Neubauer[12] suppose que la traduction hébraïque a été faite en 1273 à Malines par un Juif, Hagins, qui est peut-être le même que Haginus Deulecret, grand-rabbin de Londres, où les Juifs français étaient nombreux.

  1. Neubauer, dans Romania V (1876) p. 129 s., 131 s. ; cf. p. 11.
  2. Jacques de Vitry, Historia Hierosolomitana (Douai 1597) ch. 93.
  3. Pour ce passage et le latin correspondant, voir f° 75 c note.
  4. Cf. p. 14 s.
  5. V. plus haut p. 2.
  6. L’information de Caxton est intéressante, car, par elle, nous pouvons juger combien de travail un homme était capable de faire en un temps donné au moyen âge.
  7. Manuscrit cité par Fant (o. c. p. 25).
  8. D’après Fant (o. c. p. 19).
  9. F° 14 a.
  10. Ces éditions ne sont pas datées, mais, d’après certains signes extérieurs et la comparaison avec d’autres imprimés de Caxton, on fixe généralement la date de la première édition à 1481, et de la seconde à 1490.

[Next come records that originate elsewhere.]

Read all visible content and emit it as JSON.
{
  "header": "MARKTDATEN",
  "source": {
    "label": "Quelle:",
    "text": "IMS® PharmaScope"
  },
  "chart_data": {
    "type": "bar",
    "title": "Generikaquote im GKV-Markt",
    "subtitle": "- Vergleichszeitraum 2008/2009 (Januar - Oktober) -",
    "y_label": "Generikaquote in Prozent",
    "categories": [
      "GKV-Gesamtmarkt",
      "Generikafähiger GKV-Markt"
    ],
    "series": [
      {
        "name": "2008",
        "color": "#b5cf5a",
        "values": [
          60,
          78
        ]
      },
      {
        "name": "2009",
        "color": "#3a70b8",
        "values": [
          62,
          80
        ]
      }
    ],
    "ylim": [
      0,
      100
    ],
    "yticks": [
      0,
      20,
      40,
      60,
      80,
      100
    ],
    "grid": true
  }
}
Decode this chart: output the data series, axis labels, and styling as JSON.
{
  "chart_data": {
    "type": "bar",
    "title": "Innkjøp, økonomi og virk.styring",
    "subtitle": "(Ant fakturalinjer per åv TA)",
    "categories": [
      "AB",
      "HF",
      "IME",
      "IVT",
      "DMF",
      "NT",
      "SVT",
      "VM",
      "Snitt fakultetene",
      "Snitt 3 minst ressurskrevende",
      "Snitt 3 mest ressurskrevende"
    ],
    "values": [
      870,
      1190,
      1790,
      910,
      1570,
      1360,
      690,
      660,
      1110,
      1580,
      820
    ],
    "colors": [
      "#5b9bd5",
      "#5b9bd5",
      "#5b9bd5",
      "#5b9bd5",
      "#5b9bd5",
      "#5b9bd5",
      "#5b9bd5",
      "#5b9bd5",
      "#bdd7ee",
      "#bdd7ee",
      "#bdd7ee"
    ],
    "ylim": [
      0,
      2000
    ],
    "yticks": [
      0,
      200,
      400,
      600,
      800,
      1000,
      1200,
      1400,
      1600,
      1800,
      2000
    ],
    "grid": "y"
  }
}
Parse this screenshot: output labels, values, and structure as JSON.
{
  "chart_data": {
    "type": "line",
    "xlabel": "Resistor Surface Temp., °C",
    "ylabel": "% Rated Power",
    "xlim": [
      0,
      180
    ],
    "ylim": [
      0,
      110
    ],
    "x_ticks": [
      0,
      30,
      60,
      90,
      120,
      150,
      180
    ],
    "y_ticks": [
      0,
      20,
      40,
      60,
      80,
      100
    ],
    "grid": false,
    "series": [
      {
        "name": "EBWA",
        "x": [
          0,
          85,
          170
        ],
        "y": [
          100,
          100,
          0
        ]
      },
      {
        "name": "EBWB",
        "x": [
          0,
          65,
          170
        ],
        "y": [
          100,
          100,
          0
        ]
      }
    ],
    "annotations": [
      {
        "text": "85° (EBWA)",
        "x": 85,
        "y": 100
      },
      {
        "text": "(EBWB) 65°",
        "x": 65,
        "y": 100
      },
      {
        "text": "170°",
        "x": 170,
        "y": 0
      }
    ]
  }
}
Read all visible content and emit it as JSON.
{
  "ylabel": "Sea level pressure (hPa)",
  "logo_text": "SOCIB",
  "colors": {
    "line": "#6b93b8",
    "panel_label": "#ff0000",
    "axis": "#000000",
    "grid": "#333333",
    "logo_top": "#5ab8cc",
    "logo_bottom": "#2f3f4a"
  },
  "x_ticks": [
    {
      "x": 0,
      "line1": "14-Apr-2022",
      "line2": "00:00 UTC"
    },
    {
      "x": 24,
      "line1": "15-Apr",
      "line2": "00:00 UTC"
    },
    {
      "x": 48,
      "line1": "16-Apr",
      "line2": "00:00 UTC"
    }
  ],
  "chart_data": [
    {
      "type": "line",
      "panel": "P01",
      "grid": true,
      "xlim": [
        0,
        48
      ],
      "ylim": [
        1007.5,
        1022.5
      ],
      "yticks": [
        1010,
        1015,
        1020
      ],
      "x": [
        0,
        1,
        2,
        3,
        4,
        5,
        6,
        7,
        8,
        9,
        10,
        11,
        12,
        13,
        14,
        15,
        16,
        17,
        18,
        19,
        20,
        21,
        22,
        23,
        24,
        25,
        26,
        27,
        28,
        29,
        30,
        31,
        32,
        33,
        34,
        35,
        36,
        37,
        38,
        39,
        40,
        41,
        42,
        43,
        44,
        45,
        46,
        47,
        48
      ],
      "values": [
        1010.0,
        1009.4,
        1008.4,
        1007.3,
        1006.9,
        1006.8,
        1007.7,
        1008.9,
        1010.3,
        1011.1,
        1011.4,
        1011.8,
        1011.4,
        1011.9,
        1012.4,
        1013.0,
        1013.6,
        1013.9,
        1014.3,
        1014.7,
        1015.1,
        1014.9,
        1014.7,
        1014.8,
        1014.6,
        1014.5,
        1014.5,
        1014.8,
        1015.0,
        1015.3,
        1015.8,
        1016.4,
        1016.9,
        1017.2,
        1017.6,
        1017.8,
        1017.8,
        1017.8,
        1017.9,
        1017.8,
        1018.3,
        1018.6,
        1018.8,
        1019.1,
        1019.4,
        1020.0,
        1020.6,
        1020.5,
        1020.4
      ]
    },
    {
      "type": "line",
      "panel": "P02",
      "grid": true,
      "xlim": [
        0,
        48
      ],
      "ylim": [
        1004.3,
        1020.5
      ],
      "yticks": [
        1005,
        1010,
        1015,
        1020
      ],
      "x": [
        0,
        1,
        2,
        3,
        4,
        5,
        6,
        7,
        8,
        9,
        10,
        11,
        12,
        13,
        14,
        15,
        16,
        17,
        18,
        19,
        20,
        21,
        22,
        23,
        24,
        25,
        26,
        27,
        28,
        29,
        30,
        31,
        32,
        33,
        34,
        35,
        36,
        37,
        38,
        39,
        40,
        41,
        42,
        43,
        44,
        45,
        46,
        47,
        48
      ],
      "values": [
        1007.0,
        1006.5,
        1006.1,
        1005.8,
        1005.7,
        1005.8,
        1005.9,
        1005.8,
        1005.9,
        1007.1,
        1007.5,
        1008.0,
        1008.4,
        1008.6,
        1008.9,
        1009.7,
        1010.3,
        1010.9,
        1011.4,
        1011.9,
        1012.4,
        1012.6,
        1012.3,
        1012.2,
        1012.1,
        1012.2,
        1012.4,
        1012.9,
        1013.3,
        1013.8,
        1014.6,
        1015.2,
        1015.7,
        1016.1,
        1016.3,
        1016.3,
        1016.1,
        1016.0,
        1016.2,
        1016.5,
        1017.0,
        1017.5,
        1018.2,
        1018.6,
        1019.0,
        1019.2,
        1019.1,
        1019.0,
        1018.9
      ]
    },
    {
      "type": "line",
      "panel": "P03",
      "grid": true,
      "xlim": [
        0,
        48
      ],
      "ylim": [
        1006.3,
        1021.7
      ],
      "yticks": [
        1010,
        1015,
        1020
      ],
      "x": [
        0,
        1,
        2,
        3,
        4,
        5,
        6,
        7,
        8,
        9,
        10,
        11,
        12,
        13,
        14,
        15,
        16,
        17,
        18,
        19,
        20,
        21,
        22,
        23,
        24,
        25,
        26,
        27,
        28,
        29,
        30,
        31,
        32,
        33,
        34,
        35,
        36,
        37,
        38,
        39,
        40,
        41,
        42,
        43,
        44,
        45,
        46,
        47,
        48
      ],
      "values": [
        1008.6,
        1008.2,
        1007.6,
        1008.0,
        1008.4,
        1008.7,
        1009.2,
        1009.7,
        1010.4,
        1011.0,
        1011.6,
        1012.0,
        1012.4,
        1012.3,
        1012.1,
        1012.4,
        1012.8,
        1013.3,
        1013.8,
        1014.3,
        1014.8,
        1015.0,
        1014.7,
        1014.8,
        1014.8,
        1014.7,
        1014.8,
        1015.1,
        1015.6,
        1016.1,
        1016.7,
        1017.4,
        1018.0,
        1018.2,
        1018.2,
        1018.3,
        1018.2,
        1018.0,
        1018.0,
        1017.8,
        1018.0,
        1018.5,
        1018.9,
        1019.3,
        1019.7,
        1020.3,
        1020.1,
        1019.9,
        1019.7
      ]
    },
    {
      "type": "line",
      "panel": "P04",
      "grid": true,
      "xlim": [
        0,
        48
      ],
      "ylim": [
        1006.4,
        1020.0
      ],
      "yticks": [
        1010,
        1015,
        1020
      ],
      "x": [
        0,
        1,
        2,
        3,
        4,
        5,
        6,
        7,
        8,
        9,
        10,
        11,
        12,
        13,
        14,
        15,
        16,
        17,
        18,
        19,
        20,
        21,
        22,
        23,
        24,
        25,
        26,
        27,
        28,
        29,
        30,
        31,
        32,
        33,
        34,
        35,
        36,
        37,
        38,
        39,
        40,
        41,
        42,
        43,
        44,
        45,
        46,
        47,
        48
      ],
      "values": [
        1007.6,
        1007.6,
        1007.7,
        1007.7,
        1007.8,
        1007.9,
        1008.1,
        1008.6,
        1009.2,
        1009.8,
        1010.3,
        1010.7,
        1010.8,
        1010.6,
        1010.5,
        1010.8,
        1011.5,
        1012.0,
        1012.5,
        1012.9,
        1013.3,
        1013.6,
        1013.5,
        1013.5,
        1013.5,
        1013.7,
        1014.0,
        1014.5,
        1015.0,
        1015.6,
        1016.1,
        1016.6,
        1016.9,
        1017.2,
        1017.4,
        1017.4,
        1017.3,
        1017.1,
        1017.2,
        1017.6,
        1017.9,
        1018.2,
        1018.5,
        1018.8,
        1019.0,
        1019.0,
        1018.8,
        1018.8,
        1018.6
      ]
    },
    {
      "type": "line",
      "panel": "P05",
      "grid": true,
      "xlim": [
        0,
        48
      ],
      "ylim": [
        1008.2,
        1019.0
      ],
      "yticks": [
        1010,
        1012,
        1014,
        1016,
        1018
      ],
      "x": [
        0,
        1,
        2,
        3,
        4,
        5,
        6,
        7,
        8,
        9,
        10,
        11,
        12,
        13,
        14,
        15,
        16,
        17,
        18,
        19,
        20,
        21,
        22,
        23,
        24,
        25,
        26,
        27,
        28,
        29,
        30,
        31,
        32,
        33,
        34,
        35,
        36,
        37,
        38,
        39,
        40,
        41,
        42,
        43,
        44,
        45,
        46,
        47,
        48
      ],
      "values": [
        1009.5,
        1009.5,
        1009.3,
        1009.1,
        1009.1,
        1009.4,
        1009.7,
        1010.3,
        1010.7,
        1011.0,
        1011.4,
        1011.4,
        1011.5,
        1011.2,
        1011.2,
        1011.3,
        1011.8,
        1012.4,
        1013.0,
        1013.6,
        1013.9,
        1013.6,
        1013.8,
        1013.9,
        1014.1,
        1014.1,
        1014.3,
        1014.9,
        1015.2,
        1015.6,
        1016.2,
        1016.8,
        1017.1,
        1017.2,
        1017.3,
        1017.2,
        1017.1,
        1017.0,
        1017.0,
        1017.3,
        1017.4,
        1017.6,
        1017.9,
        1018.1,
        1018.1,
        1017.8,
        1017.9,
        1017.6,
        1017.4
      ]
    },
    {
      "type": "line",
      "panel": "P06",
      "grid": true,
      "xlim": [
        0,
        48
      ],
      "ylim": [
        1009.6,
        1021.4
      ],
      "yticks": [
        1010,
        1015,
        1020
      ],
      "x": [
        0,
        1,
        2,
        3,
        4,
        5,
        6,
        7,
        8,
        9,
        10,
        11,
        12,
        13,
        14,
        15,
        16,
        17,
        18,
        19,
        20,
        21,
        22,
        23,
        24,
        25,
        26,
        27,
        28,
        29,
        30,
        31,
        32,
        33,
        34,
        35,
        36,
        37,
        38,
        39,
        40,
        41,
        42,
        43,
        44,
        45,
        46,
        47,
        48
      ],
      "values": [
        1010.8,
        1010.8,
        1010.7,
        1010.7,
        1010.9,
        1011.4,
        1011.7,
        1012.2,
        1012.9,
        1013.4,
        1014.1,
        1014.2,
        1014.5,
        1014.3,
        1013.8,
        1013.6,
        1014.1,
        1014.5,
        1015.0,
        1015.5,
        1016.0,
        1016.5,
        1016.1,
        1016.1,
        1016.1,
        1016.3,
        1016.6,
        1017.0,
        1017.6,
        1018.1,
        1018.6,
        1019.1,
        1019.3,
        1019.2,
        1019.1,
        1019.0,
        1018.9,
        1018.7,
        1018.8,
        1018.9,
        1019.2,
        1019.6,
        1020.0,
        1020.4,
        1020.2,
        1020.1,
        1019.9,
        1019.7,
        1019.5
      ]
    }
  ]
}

    Les exemplaires connus du Mirrour of the World (c’est ainsi que Caxton intitule sa traduction) sont assez nombreux. Seymour de Ricci, dans son ouvrage si complet sur les incunables de Caxton (A Census of Caxtons. Printed for the Bibliographical Society at the Oxford University Press. 1909), mentionne 33 exemplaires de la première édition, et 19 de la seconde.

    La Early English Text Society de Londres a sous presse une reproduction annotée de l’édition de 1481, contenant les gravures sur bois de Caxton en fac-simile.

    Cf. le chapitre sur la filiation des manuscrits, p. 18 s.

  11. E.-D. Grand (o. c. Positions de thèses 1885) mentionne un exemplaire à Paris (Bibl. Nat. impr. D. 3782. Rés.) et un à Oxford (Bodl. Douce. M. M. 483). Il faut ajouter à cette liste : British Museum 568. e. 16 (éd. de 1520), et 697. D. 22 (éd. de 1501).
  12. V. A. Neubauer, dans Romania t. V (an 1876) p. 129-139, et dans l’Histoire Littéraire, t. XXVII p. 500 s. ; cf. p. 8.